Nous repartons, Alain me montre une ancienne station détruite de marzuola, puis un hybride de bomby X scolopax mais il est fané. 

Nous reprenons la voiture pour aller voir des bomby hypochromes. Avec difficultés nous en trouvons deux au labelle rosé, très mignon. Enuite direction un site pour voir des marmorata entièrement noires, mais les plantes sont capricieuses et ne fleuriront pas cette année. 

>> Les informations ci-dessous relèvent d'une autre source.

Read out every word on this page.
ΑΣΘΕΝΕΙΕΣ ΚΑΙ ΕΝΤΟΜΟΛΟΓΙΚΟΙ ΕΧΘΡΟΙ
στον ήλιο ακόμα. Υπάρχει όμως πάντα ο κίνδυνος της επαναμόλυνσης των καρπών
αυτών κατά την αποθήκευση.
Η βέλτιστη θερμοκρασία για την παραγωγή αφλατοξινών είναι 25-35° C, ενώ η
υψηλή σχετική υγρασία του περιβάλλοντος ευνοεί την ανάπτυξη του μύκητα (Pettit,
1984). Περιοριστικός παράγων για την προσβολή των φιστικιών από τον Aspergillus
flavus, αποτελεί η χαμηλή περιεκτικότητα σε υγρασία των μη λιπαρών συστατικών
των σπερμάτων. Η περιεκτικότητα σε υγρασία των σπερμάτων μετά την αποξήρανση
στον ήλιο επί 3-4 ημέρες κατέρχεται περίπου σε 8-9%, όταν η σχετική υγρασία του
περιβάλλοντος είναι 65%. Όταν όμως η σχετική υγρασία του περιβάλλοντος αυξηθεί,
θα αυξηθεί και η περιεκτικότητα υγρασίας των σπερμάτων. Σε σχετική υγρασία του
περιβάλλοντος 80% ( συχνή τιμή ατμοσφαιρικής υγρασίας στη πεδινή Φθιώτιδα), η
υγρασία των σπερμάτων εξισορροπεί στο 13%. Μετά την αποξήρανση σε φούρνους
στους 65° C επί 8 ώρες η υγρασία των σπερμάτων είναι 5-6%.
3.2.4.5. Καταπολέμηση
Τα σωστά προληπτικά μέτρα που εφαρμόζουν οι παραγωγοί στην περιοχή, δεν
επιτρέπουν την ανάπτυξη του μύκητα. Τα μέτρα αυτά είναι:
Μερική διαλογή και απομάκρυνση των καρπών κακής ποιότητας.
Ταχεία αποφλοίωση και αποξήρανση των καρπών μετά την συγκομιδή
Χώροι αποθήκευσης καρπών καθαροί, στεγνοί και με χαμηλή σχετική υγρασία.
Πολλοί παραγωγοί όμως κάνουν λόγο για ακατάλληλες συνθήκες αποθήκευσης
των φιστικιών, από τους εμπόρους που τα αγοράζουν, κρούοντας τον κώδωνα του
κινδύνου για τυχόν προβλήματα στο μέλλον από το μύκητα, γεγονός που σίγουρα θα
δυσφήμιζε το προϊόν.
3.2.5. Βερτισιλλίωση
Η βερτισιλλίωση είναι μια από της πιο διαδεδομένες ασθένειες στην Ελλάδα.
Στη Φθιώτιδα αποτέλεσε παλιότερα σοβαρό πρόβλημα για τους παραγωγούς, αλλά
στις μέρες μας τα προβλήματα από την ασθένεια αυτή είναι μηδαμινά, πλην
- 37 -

Nous nous quittons, Alain semble ennuyé de m’avoir fait voir si peu de choses, moi je suis ravi.

Vendredi 22 avril

Je retourne jeter un œil sur les Serapias lingua de Port Argeles, ils sont en tout début de floraison. Je trouve aussi quelques Anacamptis picta en bouton, très tardifs par rapport à ceux de Cabestany.

Conseils aux voyageurs futurs : la région d’Argeles est peu intéressante d’un point de vue orchidophile, le sol y est acide et peu d’espèces y poussent. Pour trouver ce que l’on cherche, il est nécessaire de parcourir de nombreux kilomètres. Un " camp de base " plus proche de l’arrière pays de Perpignan (vers Rivesaltes, au hasard !) serait plus approprié en évitant des kilomètres superflus et les innombrables méandres de la circulation autour de la ville.

Merci à Jean Marc Lewin et Monique Guesné pour les infos qu’ils ont bien voulu me fournir, à Colette et Alain Bonny pour m’avoir si gentiment guidé et conduit, à Sophie qui me laisse l’abandonner lâchement pendant des heures pour assouvir ma passion.